Popular perceptions of randomness are frequently mistaken, and are often based on fallacious reasoning or intuitions.
This argument is, "In a random selection of numbers, since all numbers eventually appear, those that have not come up yet are 'due', and thus more likely to come up soon." This logic is only correct if applied to a system where numbers that come up are removed from the system, such as when playing cards are drawn and not returned to the deck. In this case, once a jack is removed from the deck, the next draw is less likely to be a jack and more likely to be some other card. However, if the jack is returned to the deck, and the deck is thoroughly reshuffled, a jack is as likely to be drawn as any other card. The same applies in any other process where objects are selected independently, and none are removed after each event, such as the roll of a die, a coin toss, or most lottery number selection schemes. Truly random processes such as these do not have memory, which makes it impossible for past outcomes to affect future outcomes. In fact, there is no finite number of trials that can guarantee a success.
In a random sequence of numbers, a number may be said to be cursed because it has come up less often in the past, and so it is thought that it will occur less often in the future. A number may be assumed to be blessed because it has occurred more often than others in the past, and so it is thought likely to come up more often in the future. This logic is valid only if the randomisation might be biased, for example if a die is suspected to be loaded then its failure to roll enough sixes would be evidence of that loading. If the die is known to be fair, then previous rolls can give no indication of future events.
In nature, events rarely occur with a frequency that is known a priori, so observing outcomes to determine which events are more probable makes sense.
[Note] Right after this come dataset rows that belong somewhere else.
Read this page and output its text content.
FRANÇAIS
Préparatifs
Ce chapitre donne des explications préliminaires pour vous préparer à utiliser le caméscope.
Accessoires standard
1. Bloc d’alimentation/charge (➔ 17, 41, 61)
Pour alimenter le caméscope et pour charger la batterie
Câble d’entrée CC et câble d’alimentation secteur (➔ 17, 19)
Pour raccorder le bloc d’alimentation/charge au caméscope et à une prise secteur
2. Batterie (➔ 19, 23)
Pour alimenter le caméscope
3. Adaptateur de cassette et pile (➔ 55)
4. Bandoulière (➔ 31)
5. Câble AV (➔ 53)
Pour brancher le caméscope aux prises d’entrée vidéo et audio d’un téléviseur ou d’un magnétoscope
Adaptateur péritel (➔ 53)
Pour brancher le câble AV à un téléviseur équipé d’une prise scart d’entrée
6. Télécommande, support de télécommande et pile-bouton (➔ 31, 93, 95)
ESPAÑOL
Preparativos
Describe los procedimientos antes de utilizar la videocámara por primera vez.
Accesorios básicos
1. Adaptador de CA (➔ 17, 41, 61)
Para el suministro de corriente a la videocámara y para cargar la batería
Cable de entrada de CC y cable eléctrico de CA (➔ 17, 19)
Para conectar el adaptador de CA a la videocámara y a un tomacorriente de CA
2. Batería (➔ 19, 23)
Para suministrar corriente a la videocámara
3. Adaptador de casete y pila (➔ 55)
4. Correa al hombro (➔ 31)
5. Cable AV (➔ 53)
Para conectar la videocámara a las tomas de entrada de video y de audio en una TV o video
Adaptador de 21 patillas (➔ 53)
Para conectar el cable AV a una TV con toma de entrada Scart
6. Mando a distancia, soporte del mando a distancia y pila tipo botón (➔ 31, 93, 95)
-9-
However, it is fallacious to apply this logic to systems designed and known to make all outcomes equally likely, such as shuffled cards, dice, and roulette wheels.
In the beginning of a scenario, one might calculate the probability of a certain event. However, as soon as one gains more information about the scenario, one may need to re-calculate the probability accordingly.
For example, when being told that a woman has two children, one might be interested in knowing if either of them is a girl, and if yes, what is probability that the other child is also a girl. Considering the two events independently, one might expect that the probability that the other child is female is ½ (50%), but by building a probability space illustrating all possible outcomes, one would notice that the probability is actually only ⅓ (33%).
To be sure, the probability space does illustrate four ways of having these two children: boy-boy, girl-boy, boy-girl, and girl-girl. But once it is known that at least one of the children is female, this rules out the boy-boy scenario, leaving only three ways of having the two children: boy-girl, girl-boy, girl-girl. From this, it can be seen only ⅓ of these scenarios would have the other child also be a girl (see Boy or girl paradox for more).
In general, by using a probability space, one is less likely to miss out on possible scenarios, or to neglect the importance of new information. This technique can be used to provide insights in other situations such as the Monty Hall problem, a game show scenario in which a car is hidden behind one of three doors, and two goats are hidden as booby prizes behind the others. Once the contestant has chosen a door, the host opens one of the remaining doors to reveal a goat, eliminating that door as an option. With only two doors left (one with the car, the other with another goat), the player must decide to either keep their decision, or to switch and select the other door. Intuitively, one might think the player is choosing between two doors with equal probability, and that the opportunity to choose another door makes no difference. However, an analysis of the probability spaces would reveal that the contestant has received new information, and that changing to the other door would increase their chances of winning.